Automatic phonetic transcription of large speech corpora: a comparative study

TitleAutomatic phonetic transcription of large speech corpora: a comparative study
Publication TypePresentation
Year of Publication2006
Conference NameSummer Meeting on Corpus-based Research
AuthorsVan Bael, Christophe
PublisherNederlandse Vereniging voor Fonetische Wetenschappen
Conference LocationNijmegen, The Netherlands

In a recent study, we investigated whether automatic transcription procedures can approximate manually verified phonetic transcriptions typically delivered with contemporary large speech corpora. Ten automatic procedures were used to generate a broad phonetic transcription of well-prepared speech (read-aloud texts) and spontaneous speech (telephone dialogues) from the Spoken Dutch Corpus. The resulting transcriptions were compared to manually verified phonetic transcriptions from the same corpus.

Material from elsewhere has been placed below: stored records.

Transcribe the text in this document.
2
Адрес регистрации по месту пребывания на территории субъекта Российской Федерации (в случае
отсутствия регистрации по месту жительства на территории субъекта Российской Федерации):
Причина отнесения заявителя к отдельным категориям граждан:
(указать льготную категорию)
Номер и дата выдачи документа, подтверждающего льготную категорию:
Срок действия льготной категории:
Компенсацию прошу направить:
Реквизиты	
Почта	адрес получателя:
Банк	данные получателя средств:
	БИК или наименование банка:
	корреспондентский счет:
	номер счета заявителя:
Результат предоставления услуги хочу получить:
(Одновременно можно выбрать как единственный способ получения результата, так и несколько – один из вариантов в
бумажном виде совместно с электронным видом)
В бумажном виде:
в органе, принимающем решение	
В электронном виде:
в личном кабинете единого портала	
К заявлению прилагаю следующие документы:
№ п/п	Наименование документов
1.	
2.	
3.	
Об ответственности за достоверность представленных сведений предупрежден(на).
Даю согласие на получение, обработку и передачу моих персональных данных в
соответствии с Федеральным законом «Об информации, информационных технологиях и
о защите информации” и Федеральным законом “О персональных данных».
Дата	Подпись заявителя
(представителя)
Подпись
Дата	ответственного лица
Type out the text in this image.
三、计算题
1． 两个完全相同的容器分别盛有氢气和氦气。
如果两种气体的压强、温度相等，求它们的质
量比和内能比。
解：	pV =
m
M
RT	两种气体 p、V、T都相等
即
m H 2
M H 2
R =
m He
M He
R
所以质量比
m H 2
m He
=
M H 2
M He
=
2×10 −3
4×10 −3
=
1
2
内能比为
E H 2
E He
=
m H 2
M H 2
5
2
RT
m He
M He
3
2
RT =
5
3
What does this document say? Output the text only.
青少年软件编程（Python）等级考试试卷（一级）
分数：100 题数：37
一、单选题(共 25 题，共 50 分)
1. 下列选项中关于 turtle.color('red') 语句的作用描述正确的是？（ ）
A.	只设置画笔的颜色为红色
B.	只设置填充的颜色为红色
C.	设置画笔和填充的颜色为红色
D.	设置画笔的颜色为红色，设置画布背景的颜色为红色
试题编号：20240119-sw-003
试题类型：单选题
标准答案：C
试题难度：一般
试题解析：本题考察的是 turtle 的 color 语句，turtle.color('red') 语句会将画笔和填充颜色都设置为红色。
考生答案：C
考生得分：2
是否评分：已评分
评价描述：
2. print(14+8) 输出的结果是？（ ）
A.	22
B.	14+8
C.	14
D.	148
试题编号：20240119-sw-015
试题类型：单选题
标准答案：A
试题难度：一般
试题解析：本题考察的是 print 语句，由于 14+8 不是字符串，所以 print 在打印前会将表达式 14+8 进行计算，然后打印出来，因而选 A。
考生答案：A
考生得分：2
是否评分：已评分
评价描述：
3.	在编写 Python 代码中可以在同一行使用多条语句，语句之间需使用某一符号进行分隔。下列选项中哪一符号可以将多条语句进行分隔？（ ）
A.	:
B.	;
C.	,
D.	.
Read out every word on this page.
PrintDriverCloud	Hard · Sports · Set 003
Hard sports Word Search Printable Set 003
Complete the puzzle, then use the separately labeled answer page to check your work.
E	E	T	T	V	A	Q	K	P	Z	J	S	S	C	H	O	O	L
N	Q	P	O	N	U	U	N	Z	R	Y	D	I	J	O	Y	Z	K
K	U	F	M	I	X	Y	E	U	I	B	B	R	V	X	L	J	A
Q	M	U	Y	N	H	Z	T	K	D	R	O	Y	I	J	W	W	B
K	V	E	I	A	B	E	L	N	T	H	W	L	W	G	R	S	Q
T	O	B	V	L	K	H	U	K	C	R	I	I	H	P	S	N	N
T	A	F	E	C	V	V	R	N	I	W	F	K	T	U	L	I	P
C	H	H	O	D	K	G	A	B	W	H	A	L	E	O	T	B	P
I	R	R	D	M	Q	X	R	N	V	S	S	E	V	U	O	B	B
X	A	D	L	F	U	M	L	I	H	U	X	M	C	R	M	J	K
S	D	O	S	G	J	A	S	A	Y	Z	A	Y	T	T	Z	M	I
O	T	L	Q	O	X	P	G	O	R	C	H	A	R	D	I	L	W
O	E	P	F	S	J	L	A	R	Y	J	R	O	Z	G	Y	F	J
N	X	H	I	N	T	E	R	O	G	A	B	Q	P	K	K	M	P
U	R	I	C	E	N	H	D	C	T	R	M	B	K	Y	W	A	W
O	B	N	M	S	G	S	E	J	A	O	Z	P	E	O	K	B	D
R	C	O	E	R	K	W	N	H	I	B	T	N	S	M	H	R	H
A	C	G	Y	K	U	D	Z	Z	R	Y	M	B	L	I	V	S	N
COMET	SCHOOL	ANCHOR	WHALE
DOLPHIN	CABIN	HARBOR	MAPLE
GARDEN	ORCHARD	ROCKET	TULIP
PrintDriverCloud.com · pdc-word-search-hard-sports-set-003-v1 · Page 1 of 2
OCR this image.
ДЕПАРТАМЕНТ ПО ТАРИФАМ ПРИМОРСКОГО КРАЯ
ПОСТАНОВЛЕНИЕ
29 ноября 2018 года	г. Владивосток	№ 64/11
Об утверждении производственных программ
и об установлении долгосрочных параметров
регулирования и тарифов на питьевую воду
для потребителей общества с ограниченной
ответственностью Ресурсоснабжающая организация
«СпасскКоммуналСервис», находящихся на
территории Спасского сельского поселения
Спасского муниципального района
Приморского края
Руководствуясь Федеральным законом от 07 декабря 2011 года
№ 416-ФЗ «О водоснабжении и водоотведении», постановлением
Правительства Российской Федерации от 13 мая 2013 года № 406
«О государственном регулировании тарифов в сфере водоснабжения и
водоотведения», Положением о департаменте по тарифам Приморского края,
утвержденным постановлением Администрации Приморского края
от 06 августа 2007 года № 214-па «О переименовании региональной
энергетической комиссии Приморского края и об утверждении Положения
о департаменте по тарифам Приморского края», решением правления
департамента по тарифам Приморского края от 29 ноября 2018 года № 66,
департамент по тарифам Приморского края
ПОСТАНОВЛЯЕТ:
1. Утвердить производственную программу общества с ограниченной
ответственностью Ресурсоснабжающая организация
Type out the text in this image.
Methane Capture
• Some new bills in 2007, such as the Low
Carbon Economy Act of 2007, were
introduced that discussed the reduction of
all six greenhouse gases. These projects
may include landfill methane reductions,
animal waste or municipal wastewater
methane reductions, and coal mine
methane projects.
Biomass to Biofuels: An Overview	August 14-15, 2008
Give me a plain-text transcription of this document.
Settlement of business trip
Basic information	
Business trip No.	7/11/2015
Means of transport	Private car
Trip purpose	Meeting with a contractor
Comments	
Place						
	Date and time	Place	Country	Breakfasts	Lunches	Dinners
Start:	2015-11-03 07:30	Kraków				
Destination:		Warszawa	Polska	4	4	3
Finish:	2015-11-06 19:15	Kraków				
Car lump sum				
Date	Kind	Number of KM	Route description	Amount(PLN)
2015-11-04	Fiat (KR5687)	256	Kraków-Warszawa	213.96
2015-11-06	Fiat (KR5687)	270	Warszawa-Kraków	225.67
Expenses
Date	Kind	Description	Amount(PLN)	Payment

We found that signal-based procedures could not approximate the manually verified phonetic transcriptions. A knowledge-based procedure did not give optimal results either. Quite surprisingly, a procedure in which a canonical transcription, through the use of decision trees and a small sample of manually verified phonetic transcriptions, was modelled towards the target transcription, performed best. The number and the nature of the remaining discrepancies compared to inter-labeller disagreements reported in the literature. This implies that future corpus designers should consider the use of automatic transcription procedures as a valid and cheap alternative to expensive human experts.